24.10.2012 - 02:30 | Son Güncellenme:
Burcu Karakaş
İngiltere’de yapılan bir araştırmada 7 kadından sadece birinin kendisini ‘feminist’ olarak tanımlaması, ülkede feminizm tartışmalarına yol açtı. Araştırmaya göre, 45-50 yaş arasındaki kadınların yüzde 25’i kendisini ‘feminist’ olarak tanımlarken, bu oran 25-29 yaş arasındaki kadınlarda yüzde 9’a, 20-24 yaş arasında ise yüzde 8’e kadar düştü. Türkiye’de ise feminist hareketin içinde yer alan kadın hakları savunucuları, kadın-erkek eşitliği sağlanmadığı sürece tartışmanın ‘anlamsız’ olduğu görüşünde:
“Erkeklerin de ihtiyacı var”
- Avukat Hülya Gülbahar: “Kadınlarla erkek arasında gerçek bir eşitlik sağlanıncaya, kadınlar gerçekten özgürleşinceye kadar feminizme ihtiyaç olacaktır. Ancak bu eşitlik sağlandıktan sonra feminizme gerek kalmadığından söz edebileceğiz. Sadece Türkiye değil, dünya da bu noktaya varmaktan henüz çok uzak. Türkiye feminist hareket açısından geçmişe nazaran şimdi daha iyi konumda. Kadınlar için ‘Feministim’ demek 30 yıl öncesine göre daha kolay. Günde 5 kadının öldürüldüğü bir ülkede feminizme sadece kadınların değil, erkeklerin de ihtiyacı var. Her gün kadınların öldürüldüğüne şahit oluyoruz. Feminist hareketi marjinalleştirmeye çalışanlar oluyor. Ancak feminizmin gücü itiraz ettiği haksızlıktan kaynaklanır. Bu haksızlık giderilinceye kadar dünyanın her yerinde feministler olacaktır.”
“Dallanıp budaklanıyor”
- Hacettepe Üniversitesi İletişim Fakültesi öğretim üyesi Doç. Dr. Aksu Bora: “Cinsiyet ayrımcılığı, cinsel sömürü, eşitsizlik bitti mi? O halde feminizm nasıl ölür? Belki de kırk kere söylerlerse olacağına inandıkları için habire ‘Feminizm öldü‘ diyorlar. Hayır, ölmedi! Geçtiğimiz ay yayımlanan bir kitap çevirdim: Baş Harfi F. Tam bu sorun etrafında tartışıyor ve kadınların kendilerine feminist dememelerini birkaç nedene bağlıyor: Feminizmin dar bir biçimde tanımlanması ve bu tanımın bugünün anlayışlarına uygun olmaması, bireyciliğin artmasıyla kolektif politik kimliklerin daha zor sahiplenilmesi, genç kadınların ‘henüz’ feminist olmadıklarını düşünmeleri.
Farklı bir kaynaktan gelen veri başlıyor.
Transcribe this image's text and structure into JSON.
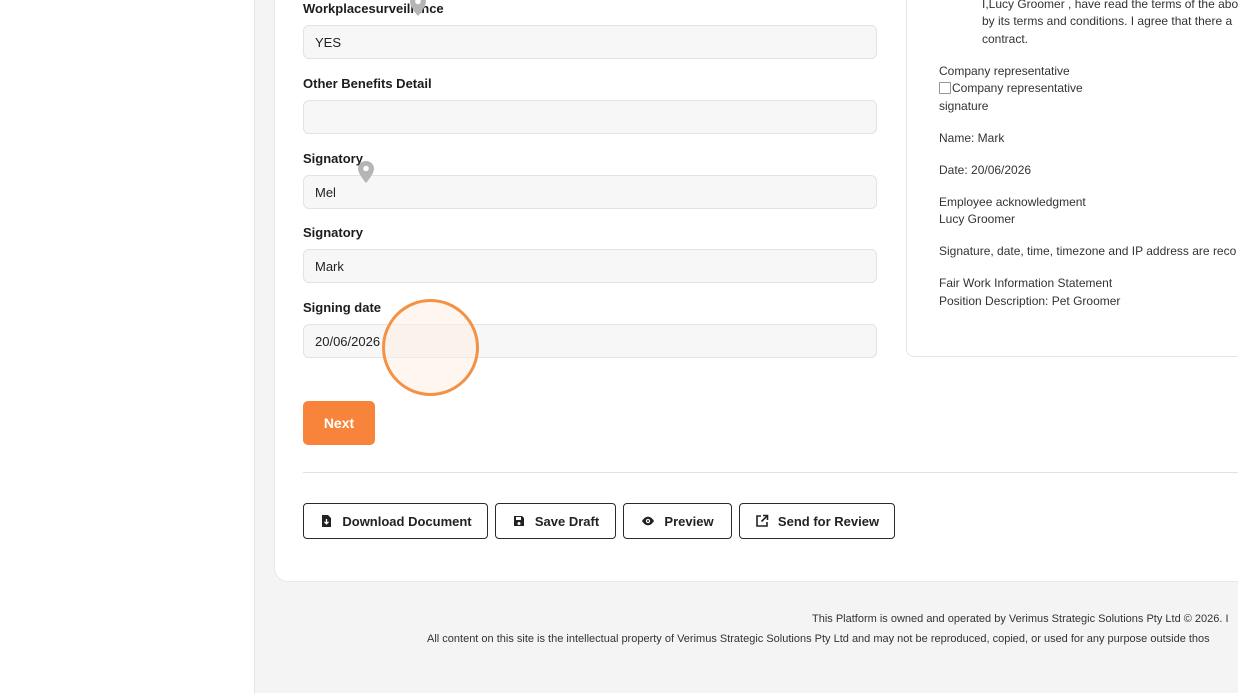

Bu biraz da ‘Yeni kuşak çok apolitik’ efsanesine benziyor; sizin politik dediğiniz şeyin darlığındadır belki de sorun! Feminizmin ölmek bir yana, dallanıp budaklandığını düşünüyorum. Etrafınıza bir bakın: Siyasal partilerden merkez medyaya, okullardan alışveriş merkezlerine kadar, feminist söz her yerde. Tabutumuza son çiviyi çakmaya hevesli olanlar için haberler kötü: Daha epey beklemeleri gerekecek!”
“Feminizm yeni gelişiyor”
- Uçan Süpürge Kadın İletişim ve Araştırma Derneği Başkanı Halime Güner: “Türkiye’de feminizm yeni gelişiyor. Feminist tartışmalar çok yeni. Önceden ithal edilen bir düşünceydi. Türkiye’de feminizm kavramını çevirilerle öğrenmeye başlamıştık. Ancak şimdi yaygınlaşıyor. Yaygınlaştıkça, henüz anlaşılmamış feminist eylemler anlaşılır hale geliyor. İngiltere gibi demokrasinin içselleştirildiği ülkelerde, kadınlar ve erkekler arasındaki eşitsizliğin kaldırılması medeniyet ölçüsüdür. Bizim o noktaya varmamız için hala uzun bir süreç gerekiyor. Feminizim, kadın erkek eşitliği ile mücadele etme biçimidir. Değil ölmesi, Türkiye’de asıl bundan sonra feminist hareket güçlenecek.”